Financial chiefs from the world's seven richest countries on Saturday stopped short of recommending action on energy costs, in part because of differences on how severe an impact of oil price rises would have on their economies.
"Prospects are favourable and although risks remain, such as energy prices, overall the balance of risks to the outlook has improved," G7 officials said in a communique after their meeting in Washington.
European ministers appeared more anxious than their US counterparts about the threat from oil.
"The principal risk is the oil price risk," said French Finance Minister Nicolas Sarkozy.
His German counterpart Hans Eichel said he hoped planned output cuts by the Organisation of Petroleum Exporting Countries would not become a reality.
"The principal risk is the oil price risk"
French Finance Minister
But amid the apprehensions, there was overarching contentment with world growth this year that is forecast to come in at its fastest pace in four years.

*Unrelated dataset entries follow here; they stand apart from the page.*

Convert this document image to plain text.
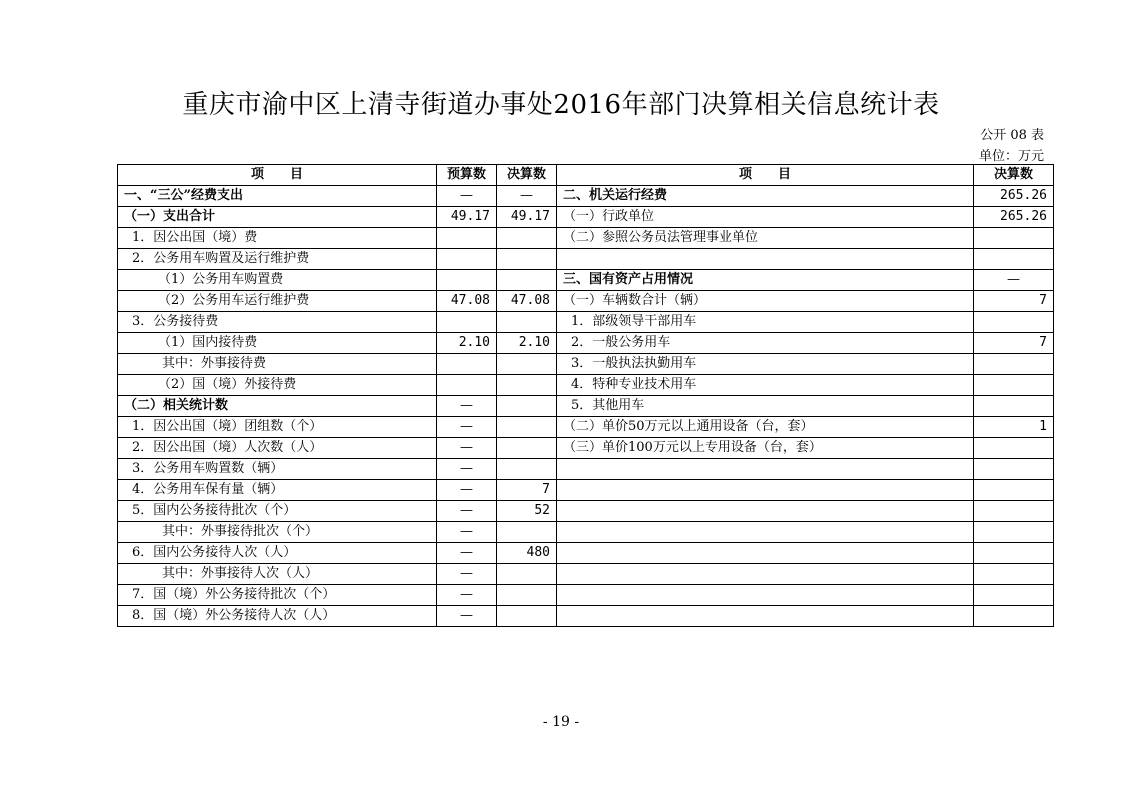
重庆市渝中区上清寺街道办事处2016年部门决算相关信息统计表
公开 08 表
单位：万元
项　　目	预算数	决算数	项　　目	决算数
一、“三公”经费支出	—	—	二、机关运行经费	265.26
（一）支出合计	49.17	49.17	（一）行政单位	265.26
1．因公出国（境）费			（二）参照公务员法管理事业单位	
2．公务用车购置及运行维护费				
（1）公务用车购置费			三、国有资产占用情况	—
（2）公务用车运行维护费	47.08	47.08	（一）车辆数合计（辆）	7
3．公务接待费			1．部级领导干部用车	
（1）国内接待费	2.10	2.10	2．一般公务用车	7
其中：外事接待费			3．一般执法执勤用车	
（2）国（境）外接待费			4．特种专业技术用车	
（二）相关统计数	—		5．其他用车	
1．因公出国（境）团组数（个）	—		（二）单价50万元以上通用设备（台，套）	1
2．因公出国（境）人次数（人）	—		（三）单价100万元以上专用设备（台，套）	
3．公务用车购置数（辆）	—			
4．公务用车保有量（辆）	—	7		
5．国内公务接待批次（个）	—	52		
其中：外事接待批次（个）	—			
6．国内公务接待人次（人）	—	480		
其中：外事接待人次（人）	—			
7．国（境）外公务接待批次（个）	—			
8．国（境）外公务接待人次（人）	—			
- 19 -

The ministers sounded more sanguine about the economy's fortunes, saying the recovery "continued to strengthen and broaden" since they last met in Florida in February.
The G7 – the United States, Britain, Canada, France, Germany, Italy and Japan - met as key economies such as the United States and Japan show persuasive signs of gaining momentum.
Besides energy prices, the potential impact of higher US interest rates had the G7 member nations apprehensive.
Brundesbank Vice President Juergen Stark said: "There are signs that the present situation of globally low interest rates does not necessarily have to persist."
The G7 members agreed to work for "sustained medium-term fiscal consolidation" as growth picks up, an apparent reference to tackling big budget deficits.